Yesterday I was feeling discouraged about running again. Actually, for the past couple of weeks I've been feeling discouraged about running. In a fit of delusion moment of optimism I registered for a half-marathon in January, but we had so much snow and ice this winter that almost all of my runs were on the treadmill. I do not have it in me to do the long runs for a half-marathon on the treadmill, so I changed my event to the 10K.
It's going to be a slow 10K.
I was trying to pep-talk myself into accepting the slow. It's better to finish a slow 10K than to sit on the couch wishing you were faster. There are benefits to just showing up. But yesterday after a gentle 2-mile run I started to hurt.
My pelvis has been twinge-ing at me all this year, but this was not a twinge. This was my sacrum with a sensory semaphore, saying, "Bad idea, Jamie!" After a couple of hours it hurt too much for me to walk to work.
I found some exercises that helped; ice made things better too.
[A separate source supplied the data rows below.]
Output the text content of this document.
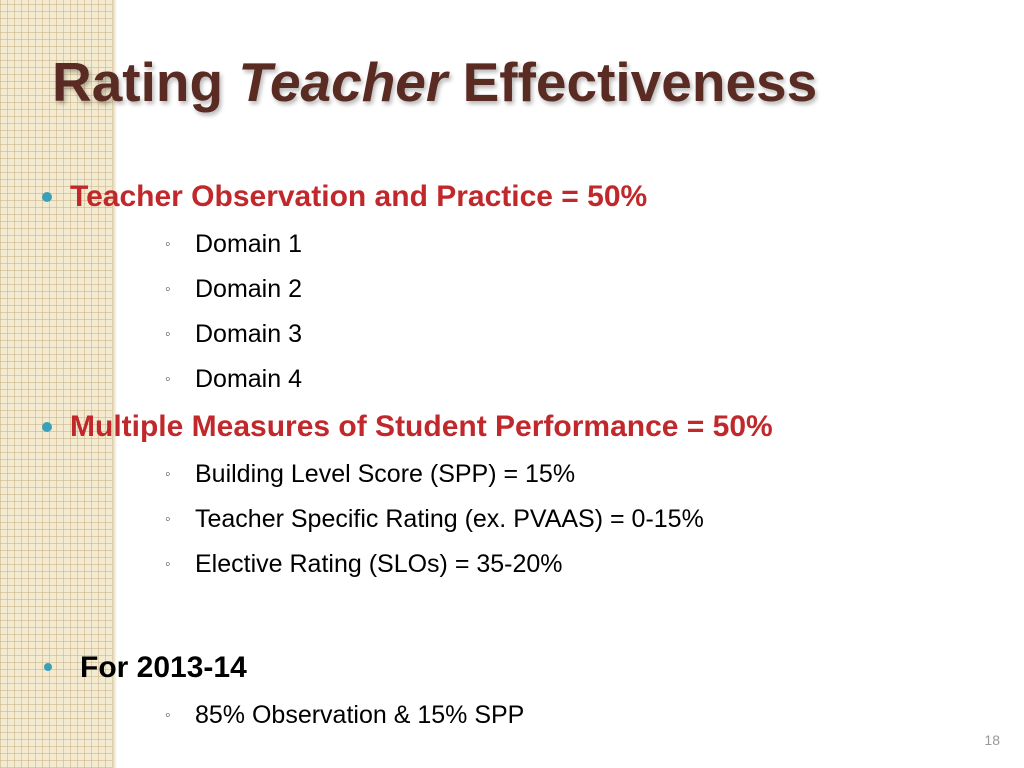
Rating Teacher Effectiveness
Teacher Observation and Practice = 50%
◦ Domain 1
◦ Domain 2
◦ Domain 3
◦ Domain 4
Multiple Measures of Student Performance = 50%
◦ Building Level Score (SPP) = 15%
◦ Teacher Specific Rating (ex. PVAAS) = 0-15%
◦ Elective Rating (SLOs) = 35-20%
For 2013-14
◦ 85% Observation & 15% SPP
18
But I was exasperated. Why do I keep hurting myself? Who hurts herself in the sacrum, all of things? How did these particular genes stay in the gene pool? Wouldn't you think they'd have been gobbled up by a saber-toothed tiger? An arthritic amputee saber-toothed tiger, even? I tried to console myself with the thought that my ancestresses were the ones outsmarting the saber-toothed tigers instead of outrunning them, but...no.
As I lay in my enlarging damp spot last night (caused by melting ice on my sore sacrum, not anything that should spur you to avert your eyes), I was thinking about my need for a better strategy. My college roommates and I are doing a mud run together next month, and the run part is as much as 7 miles long. We're not going to be tearing up the course. "I know what we should do," I thought sleepily. "We should just rent a golf cart."
At least there won't be any saber-toothed tigers.